Cuts in various categories were imposed by 46 states and the District of Columbia, according to the Center on Budget and Policy Priorities: 31 cut healthcare programs, 29 and D.C. cut programs for the elderly and disabled, 34 states and D.C. instituted cuts in higher education.

Aid for states and local governments would ripple through the economy, affecting even public entities not in line for direct assistance. The L.A. Unified School District has been spending its own funds to provide free meals for families — 62 million meals thus far, of which as many as one-third are going to needy adults at a cost of about $50 million.

"We have not received a nickel from the city, county, state or federal government for adult meals," LAUSD Supt. Austin Beutner told me. Nor has the district received financial help for the internet access it is providing for schoolchildren's households at an estimated cost of $150 million or the COVID testing program it is instituting to enable schools to open, estimated at $150 million.

LAUSD, like other districts, may become a collateral victim of a budget meltdown at the state level, where revenue collapse converted a projected $6-billion budget surplus to a deficit of about $54.3 billion.

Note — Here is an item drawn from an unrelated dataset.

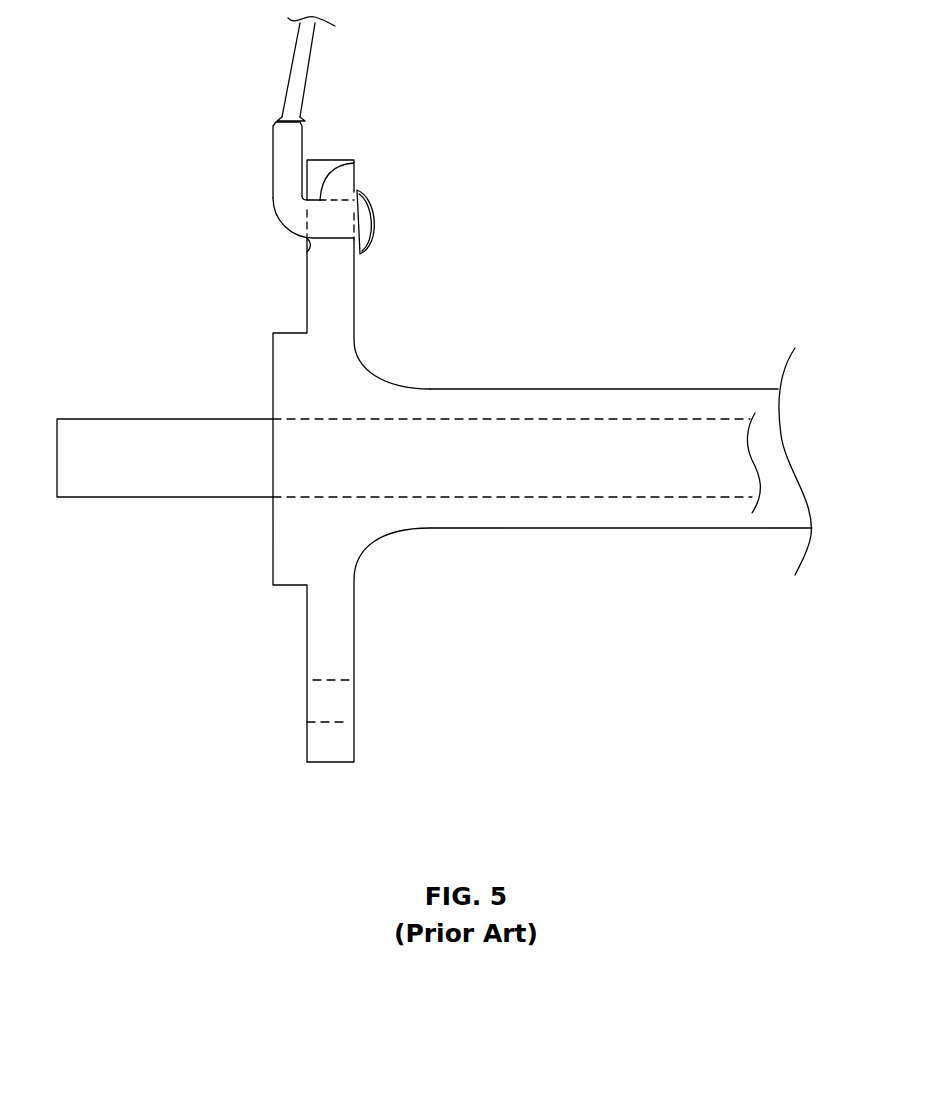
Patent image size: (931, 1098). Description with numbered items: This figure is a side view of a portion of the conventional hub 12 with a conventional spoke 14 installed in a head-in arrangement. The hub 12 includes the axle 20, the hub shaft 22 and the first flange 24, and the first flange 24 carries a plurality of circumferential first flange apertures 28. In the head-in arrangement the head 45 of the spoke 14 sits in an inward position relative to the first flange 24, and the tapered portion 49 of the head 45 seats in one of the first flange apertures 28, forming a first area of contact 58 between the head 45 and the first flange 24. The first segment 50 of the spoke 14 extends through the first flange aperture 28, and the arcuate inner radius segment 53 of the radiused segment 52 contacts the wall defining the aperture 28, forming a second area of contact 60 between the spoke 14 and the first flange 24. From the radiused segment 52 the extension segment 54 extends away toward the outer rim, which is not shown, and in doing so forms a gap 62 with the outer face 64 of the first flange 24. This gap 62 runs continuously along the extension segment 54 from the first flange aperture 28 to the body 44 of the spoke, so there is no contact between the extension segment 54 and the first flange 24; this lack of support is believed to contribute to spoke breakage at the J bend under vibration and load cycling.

The Legislature rejected Gov. Gavin Newsom's proposal to cut $8 billion in K-12 and community college funding, replacing it with a plan to defer about $12.5 billion in state reimbursements, leaving districts to carry those expenses themselves in the meantime.

Pain from coronavirus-related budget shortfalls will be felt by states nationwide, red as well as blue.
Pain from coronavirus-related shortfalls will be felt by states nationwide, red as well as blue. (Moody's Analytics)

"The crisis gets defined as a money problem, but it’s a values problem," Beutner says. "Now as a health crisis is becoming an educational crisis, what’s the moral imperative? The first-grader who doesn’t learn to read on time has a lifetime of consequence. Education is a path out of poverty for millions of kids.”

The most notable failure of government assistance to states and local governments may be the Fed-Treasury Municipal Lending Facility. At the Sept. 17 commission hearing, Ramamurti observed that the Fed's crisis lending to corporations carried vastly more generous terms than those offered to municipalities.

The Fed purchased bonds of the cigarette maker Philip Morris, for example, at an interest rate of only 0.75% over four years. But it demanded 1.93% interest and repayment over only three years from the New York MTA.

This "punitive" pricing of the lending "does not make it a viable option for municipal issuers," Marion Gee, president of the Government Finance Officers Assn., told the commission.

Ramamurti, a former advisor to Sen. Elizabeth Warren (D-Mass.), maintains that there is no legal reason why the Fed and Treasury can't adjust the terms of their municipal lending to match those offered to corporate borrowers.

No reason, perhaps, other than ideology.

"If you are part of the political party whose overarching goal is to reduce the size of government, then you don't view this as a crisis but as an opportunity to force states into massive spending cuts that otherwise they wouldn't do," Ramamurti says.

"You view the end of nutrition programs and housing programs not as a crisis but as a positive outcome. That is the view of many people in the Republican Party these days."